I don't really get how CHECKSUM_AGG()
works, although I understood that it is somehow built by using XORs. Which explains why it returns 0
when you pass just equal integers.
But why do I get the same aggregated checksum in the following SQL, where the input values are unique?
DECLARE @test1 TABLE (chksum INT)
INSERT INTO @test1 VALUES (2147473855), (2147473343)
SELECT CHECKSUM_AGG(chksum)
FROM @test1
DECLARE @test2 TABLE (chksum INT)
INSERT INTO @test2 VALUES (2147474831), (2147472271)
SELECT CHECKSUM_AGG(chksum)
FROM @test2
An explanation would be much appreciated. Thanks!
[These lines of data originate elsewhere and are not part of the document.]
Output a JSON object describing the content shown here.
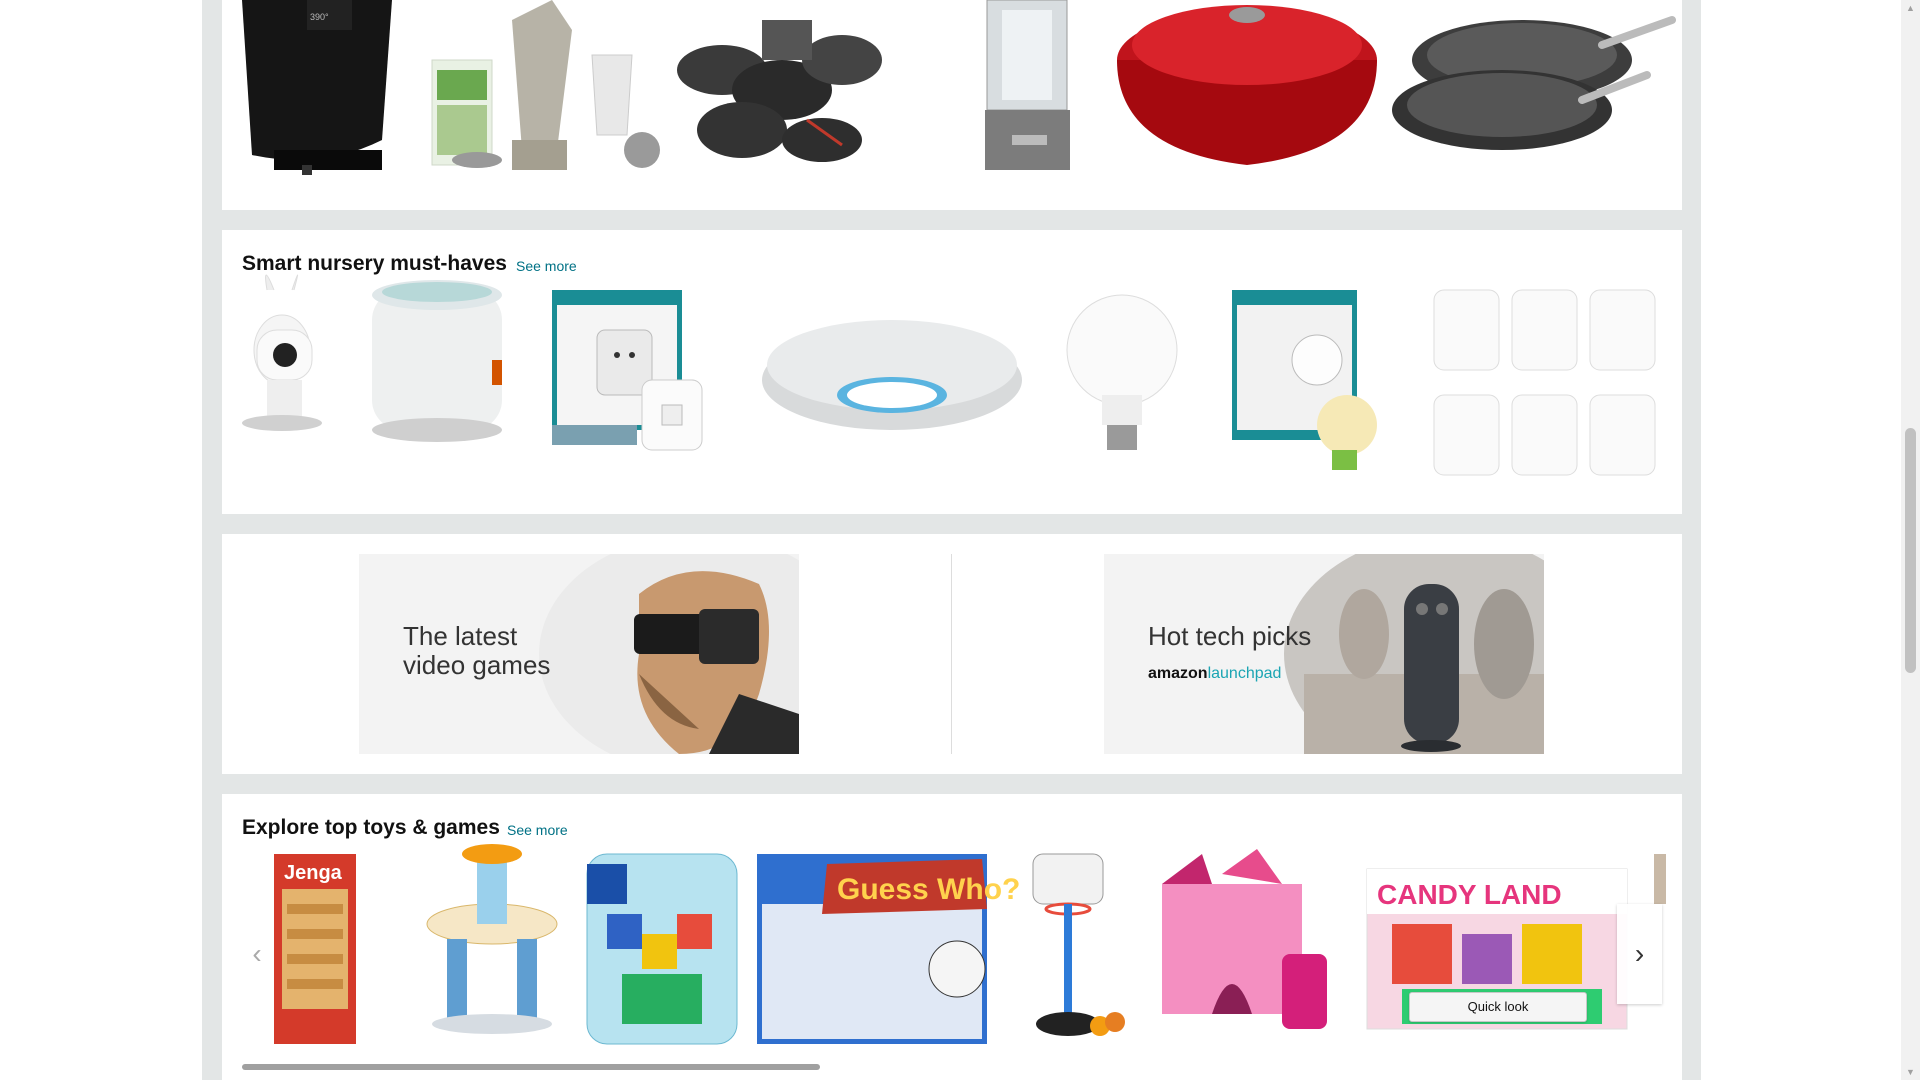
{
  "sections": {
    "kitchen": {
      "products": [
        "Air fryer",
        "Blender system",
        "Cookware set",
        "Food processor",
        "Dutch oven",
        "Fry pan set"
      ]
    },
    "nursery": {
      "title": "Smart nursery must-haves",
      "see_more": "See more",
      "products": [
        "Baby monitor camera",
        "Night light projector",
        "Smart Wi-Fi plug",
        "Smoke alarm",
        "Smart bulb",
        "Smart LED bulb",
        "Plug-in night lights"
      ]
    },
    "banners": {
      "left": {
        "line1": "The latest",
        "line2": "video games"
      },
      "right": {
        "line1": "Hot tech picks",
        "brand": "amazon",
        "brand_accent": "launchpad"
      }
    },
    "toys": {
      "title": "Explore top toys & games",
      "see_more": "See more",
      "quick_look": "Quick look",
      "products": [
        "Jenga",
        "Water table",
        "Mega Bloks",
        "Guess Who?",
        "Basketball set",
        "Castle tent",
        "Candy Land"
      ],
      "prev_icon": "chevron-left-icon",
      "next_icon": "chevron-right-icon"
    }
  },
  "colors": {
    "link": "#007185",
    "background": "#e3e6e6"
  }
}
There are known issues with SQL Server CHECKSUM and CHECKSUM_AGG implementations: CHECKSUM weakness explained
Use HASHBYTES instead: Using HASHBYTES to compare columns
From Microsoft:
If one of the values in the expression list changes, the checksum of the list also generally changes. However, there is a small chance that the checksum will not change. For this reason, we do not recommend using CHECKSUM to detect whether values have changed, unless your application can tolerate occasionally missing a change. Consider using HashBytes instead. When an MD5 hash algorithm is specified, the probability of HashBytes returning the same result for two different inputs is much lower than that of CHECKSUM.
You may not use HASHBYTES across rows directly - there is one workaround here.
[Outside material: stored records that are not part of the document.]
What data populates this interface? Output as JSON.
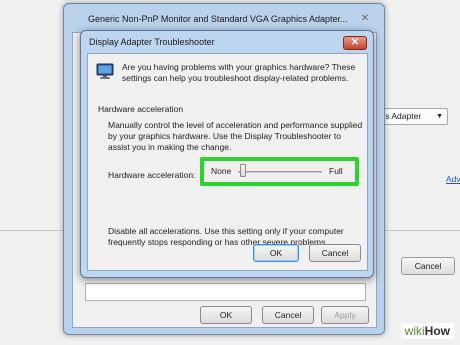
{
  "background_window": {
    "adapter_combo": "cs Adapter",
    "link_text": "Adv",
    "cancel_label": "Cancel"
  },
  "monitor_window": {
    "title": "Generic Non-PnP Monitor and Standard VGA Graphics Adapter...",
    "close_glyph": "✕",
    "ok_label": "OK",
    "cancel_label": "Cancel",
    "apply_label": "Apply"
  },
  "dialog": {
    "title": "Display Adapter Troubleshooter",
    "close_glyph": "✕",
    "intro": "Are you having problems with your graphics hardware? These settings can help you troubleshoot display-related problems.",
    "group_title": "Hardware acceleration",
    "group_desc": "Manually control the level of acceleration and performance supplied by your graphics hardware. Use the Display Troubleshooter to assist you in making the change.",
    "hw_label": "Hardware acceleration:",
    "slider": {
      "min_label": "None",
      "max_label": "Full",
      "level": 0
    },
    "status_desc": "Disable all accelerations. Use this setting only if your computer frequently stops responding or has other severe problems.",
    "ok_label": "OK",
    "cancel_label": "Cancel"
  },
  "watermark": {
    "wiki": "wiki",
    "how": "How"
  },
  "colors": {
    "highlight": "#2cd32c",
    "title_bar": "#bdd5ee",
    "close_button": "#c5452c"
  }
}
Here is comparison for smaller numbers, using HASBYTES workaround:
DECLARE @test1 TABLE (chksum INT)
DECLARE @test2 TABLE (chksum INT)
INSERT INTO @test1 VALUES (50), (3), (26)
INSERT INTO @test2 VALUES (45), (0), (6)
SELECT [Values] = '50, 3, 26',
[Checksum] = CHECKSUM_AGG(chksum),
-- HashBytes is limited to 8000 bytes only
[Hashbytes] = HashBytes('md5',convert(varbinary(max),(SELECT * FROM @test1 FOR XML AUTO)))
FROM @test1
UNION ALL
SELECT [Values] = '45, 0, 6',
[Checksum] = CHECKSUM_AGG(chksum),
-- HashBytes is limited to 8000 bytes only
[Hashbytes] = HashBytes('md5',convert(varbinary(max),(SELECT * FROM @test2 FOR XML AUTO)))
FROM @test2